If you’re a maid of honor, bridesmaid or special person for a bride-to-be, you may be enlisted to help plan a bridal shower this wedding season. But where to start? Last week I shared my ultimate wedding planning timeline, which can be a great resource for just about any party, but for the non-event planner minds, a more detailed checklist could be useful. So I’ve made planning a bridal shower a “piece of cake” with a checklist that breaks down dates tasks should be completed and important details to make a beautiful pre-wedding gathering. You can download the pretty checklist print below in a printable pdf here.
“Who should throw the bridal shower?” There isn’t a definite person who has to organize it, but most times the Maid of Honor, along with the bridesmaids take control of all major duties. In cases where there isn’t a bridal party, a sibling or close friend willing to take on the responsibility and work can do it. Mothers and mothers-in-law often get involved, and often a work colleague can throw a mini-shower for the bride at work. There isn’t a rule that says the bride can’t plan her own shower, which can happen most times when she has a vision for her day or her bridal party lives out-of-town. Whoever the lead host is, remember to involve friends and family who are interested in helping.
“Who will be attending?” The first thing to do is to run through the couple’s wedding guest list, and the women on it, with the bride, because only she knows who should definitely be there. The bride knows she’s getting a shower, so confirming the guests with her won’t be ruining the surprise. The one GOLDEN RULE you should follow is to not invite anyone who isn’t invited to the wedding, unless it’s someone whose been invited but can’t make it the day of the wedding.
“When should we hold the bridal shower?” Bridal showers should be thrown within a month to two months before the wedding. There are cases where a shower may need to be held closer to the wedding date, say the MOD or important person needs to be there and they are traveling from a different country and can only be present days before the wedding. In these cases, it’s important to work with the bride, so she can plan around any pre-wedding week things she has planned.

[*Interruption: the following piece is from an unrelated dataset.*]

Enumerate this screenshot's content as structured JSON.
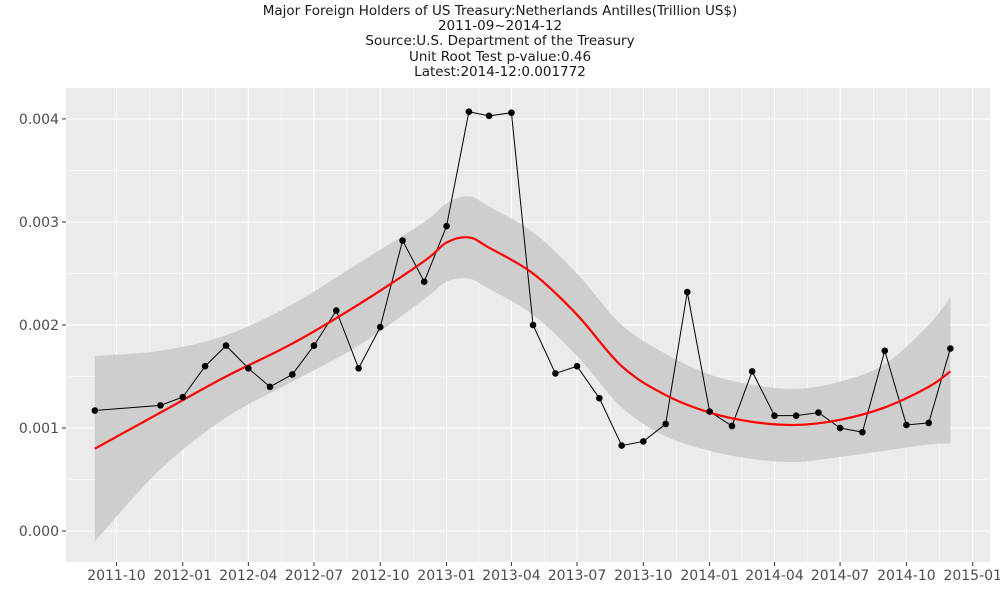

“What type of shower should we plan?” Your starting point here again will be the bride. Keep in mind any vision or ideas she’s already had, then consider her likes, hobbies…the more personal, the better. Choosing a theme is an easy way to make the planning easier, it can be as simple as choosing an inspirational color or a full-out Gatsby themed brunch. Remember the wedding is the important day and where the money will be spent mostly, so consider the venue and budget when planning the shower. Be creative, and think about ways that you can save money by either having it at a home, an outdoor picnic or even a cooking class. You don’t have to, but planning a few fun games keeps things interesting and allows guests to interact while getting to know each other a bit better.
“What about gifts?” If the couple has a registry, then gifts will be expected no matter the location of the shower. If there isn’t a registry, then depending on the type of shower you’ve organized, as well as who is throwing it {from an etiquette perspective, it’s never considered good for someone to ask for gifts for their own family member or themselves}, the issue of gifts can be confusing, as most guests will more often just bring their gift to the wedding. But you don’t want to show up and be the only one without a present either. A creative and personal way to overcome this, is with themed gifts – like having everyone bring a family recipe to build into a book for the bride, wine to stock her cellar, or better yet, you could ask for pictures and memories to be used to create a scrapbook. These don’t cost a lot of money, but they make sure everyone is involved and allow the bride to connect with each guest.
More Helpful Tips
- Check with guests about food preferences and allergies, especially when hosting at a home. To appeal to all tastes, make sure you offer at least one completely vegetarian option.
- If a lot of the guests don’t know each other, including the bridal party of them, name tags can be quite helpful. Guests can write their first name, and on the bottom write their relation to the bride. The bonus: it helps guests get over their shyness and start conversations.
- If the bride chooses to open her gifts during her shower, don’t forget to keep track and write down a list of gifts and givers. She will definitely not remember who gave her what, so designate someone in the bridal party, or another planner to take on this task.
- Consider giving your guests favors, but it’s not an obligation. Instead of a cha-chi, gift something geared specifically towards women that they’ll use, say a body scrub, pretty candle, lovely quote print or single wrapped flower.
- If the bridal party, other family members or friends are fronting the bill for the shower, make sure to hash out how much each person owes and payments before the day of the shower. The bride doesn’t need to see the hosts discussing money at her shower.
Remember bridal showers are fun, and a sweet and simple way for the women in the bride’s life to spend more time together during this exciting time leading up to the wedding day.
Hope these helpful planning tips and checklist help!